The judgment of the woman and the man now follow, but they have listened already to the voice
of mercy_a mercy that can turn to blessing the hardship and sorrow, henceforth the discipline of
life, and even the irrevocable doom of death itself. Adam was an attentive listener, as we may
gather from his own next words which are an intimation of the faith that has sprung up in his soul:
"And Adam called his wife’s name Eve, because she was the mother of all living." The "woman
whom Thou gavest to be with me" is once again "his wife," and he names her through whom death
had come in as the mother, not of the dying, but the living.
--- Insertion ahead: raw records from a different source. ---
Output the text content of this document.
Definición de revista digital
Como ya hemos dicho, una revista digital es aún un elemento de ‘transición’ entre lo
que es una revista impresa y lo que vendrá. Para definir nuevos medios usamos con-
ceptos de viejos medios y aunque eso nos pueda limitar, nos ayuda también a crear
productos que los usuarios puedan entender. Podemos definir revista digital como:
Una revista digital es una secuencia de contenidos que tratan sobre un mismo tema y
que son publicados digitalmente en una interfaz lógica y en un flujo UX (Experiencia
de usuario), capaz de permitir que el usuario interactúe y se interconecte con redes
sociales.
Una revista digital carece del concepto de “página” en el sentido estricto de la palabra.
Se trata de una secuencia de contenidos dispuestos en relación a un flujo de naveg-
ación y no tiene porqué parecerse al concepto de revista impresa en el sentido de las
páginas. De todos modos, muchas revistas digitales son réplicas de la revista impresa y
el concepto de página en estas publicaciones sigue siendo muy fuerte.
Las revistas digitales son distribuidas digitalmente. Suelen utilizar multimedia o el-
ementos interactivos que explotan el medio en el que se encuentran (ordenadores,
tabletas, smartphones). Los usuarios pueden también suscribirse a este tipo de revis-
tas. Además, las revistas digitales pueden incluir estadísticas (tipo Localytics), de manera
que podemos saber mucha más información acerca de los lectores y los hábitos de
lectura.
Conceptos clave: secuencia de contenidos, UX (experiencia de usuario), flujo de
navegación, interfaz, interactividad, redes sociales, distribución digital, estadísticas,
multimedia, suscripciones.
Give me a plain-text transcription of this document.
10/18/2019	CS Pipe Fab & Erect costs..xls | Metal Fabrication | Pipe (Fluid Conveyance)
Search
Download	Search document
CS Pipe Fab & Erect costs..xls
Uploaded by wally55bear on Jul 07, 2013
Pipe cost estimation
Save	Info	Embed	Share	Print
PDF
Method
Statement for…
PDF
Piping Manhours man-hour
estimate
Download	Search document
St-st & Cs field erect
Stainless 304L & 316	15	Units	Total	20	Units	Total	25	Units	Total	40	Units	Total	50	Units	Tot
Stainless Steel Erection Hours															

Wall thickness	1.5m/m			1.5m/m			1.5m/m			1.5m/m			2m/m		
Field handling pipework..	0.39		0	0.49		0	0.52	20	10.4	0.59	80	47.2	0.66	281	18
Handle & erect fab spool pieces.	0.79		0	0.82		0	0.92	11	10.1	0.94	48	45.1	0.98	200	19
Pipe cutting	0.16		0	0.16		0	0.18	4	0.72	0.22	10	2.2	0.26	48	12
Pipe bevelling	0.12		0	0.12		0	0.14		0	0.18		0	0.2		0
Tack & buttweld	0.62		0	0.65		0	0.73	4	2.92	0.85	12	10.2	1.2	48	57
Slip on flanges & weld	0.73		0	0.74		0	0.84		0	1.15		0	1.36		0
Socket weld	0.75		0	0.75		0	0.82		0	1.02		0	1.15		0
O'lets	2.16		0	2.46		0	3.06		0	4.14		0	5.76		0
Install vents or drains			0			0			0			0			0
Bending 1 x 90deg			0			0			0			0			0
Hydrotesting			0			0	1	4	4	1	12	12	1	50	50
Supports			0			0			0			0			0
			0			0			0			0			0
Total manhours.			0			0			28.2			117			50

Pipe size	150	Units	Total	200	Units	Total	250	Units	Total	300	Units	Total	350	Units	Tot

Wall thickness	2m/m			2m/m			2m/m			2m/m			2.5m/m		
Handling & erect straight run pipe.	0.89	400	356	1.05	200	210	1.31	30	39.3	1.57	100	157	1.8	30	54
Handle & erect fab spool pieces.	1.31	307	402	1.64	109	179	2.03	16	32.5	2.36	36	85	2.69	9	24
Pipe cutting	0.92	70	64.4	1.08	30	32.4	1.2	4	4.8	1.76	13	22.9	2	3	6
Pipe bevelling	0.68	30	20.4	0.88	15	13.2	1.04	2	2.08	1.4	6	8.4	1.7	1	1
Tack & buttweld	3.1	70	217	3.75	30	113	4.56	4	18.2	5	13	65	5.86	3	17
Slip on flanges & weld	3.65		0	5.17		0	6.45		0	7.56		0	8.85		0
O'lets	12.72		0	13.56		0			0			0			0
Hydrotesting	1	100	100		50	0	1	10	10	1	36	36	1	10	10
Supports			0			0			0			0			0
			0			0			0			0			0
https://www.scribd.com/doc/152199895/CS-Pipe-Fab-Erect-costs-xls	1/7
Thus does Adam’s faith lay hold on God_the faith of a poor sinner surely, to whom divine mercy
has come down without a thing in him to draw it out, save only the misery that spoke to the heart
of infinite love. While he bows in submissive silence to the sentence of God’s judgment, the grace
enclosed in the sentence opens his lips again. Beautifully are we permitted to see this in Adam,
a faith which placed him before God for justification. This helps us to appreciate the significant

action that follows:"Unto Adam also and to his wife did the LORD God make coats of skins, and
clothed them." Thus the shame of their nakedness is removed, and by God Himself, so that they
are fit for His presence.

The covering provided by God must be seen as fully satisfying to God. Death provided this
covering. These coats of skin owned the penalty as having come in, and those clothed with them
found shelter for themselves in the death of another, and that the one upon whom it had come
sinlessly through their own sin. How full of instruction this is as to how even today man’s spiritual
nakedness is covered and he is made fit for the presence of a righteous God! These skins were the
witness of how God had maintained the righteous sentence of death, while removing that which
was now his shame, and meeting the consequences of his sin. Our covering is far more, but it is
such a witness also. Our righteousness is still the witness of God’s righteousness_the once dead,
now living One, "who of God is made unto us … righteousness," and in whom also we are "made
the righteousness of God" (1 Cor. 1:30; 2 Cor. 5:21).

The antitype in every way transcends the type; yet very sweet and significant is the first testimony
of God to the Son. It is a double testimony, first to the seed of the woman, the Saviour, and
second, a testimony to that work of atonement whereby the righteousness of God is revealed in
good news to man.

Not till the hand of God has so interfered for them are Adam and his wife sent forth out of the
garden. If earth’s paradise has closed for them, heaven has already opened. The tree of life, denied
only as continuing the old creation, stretches forth for them its branches, loaded with its various
fruit, "in the midst of the paradise [no longer of men, but] of God" (Gen. 3:24; Rev. 2:7; 22:2).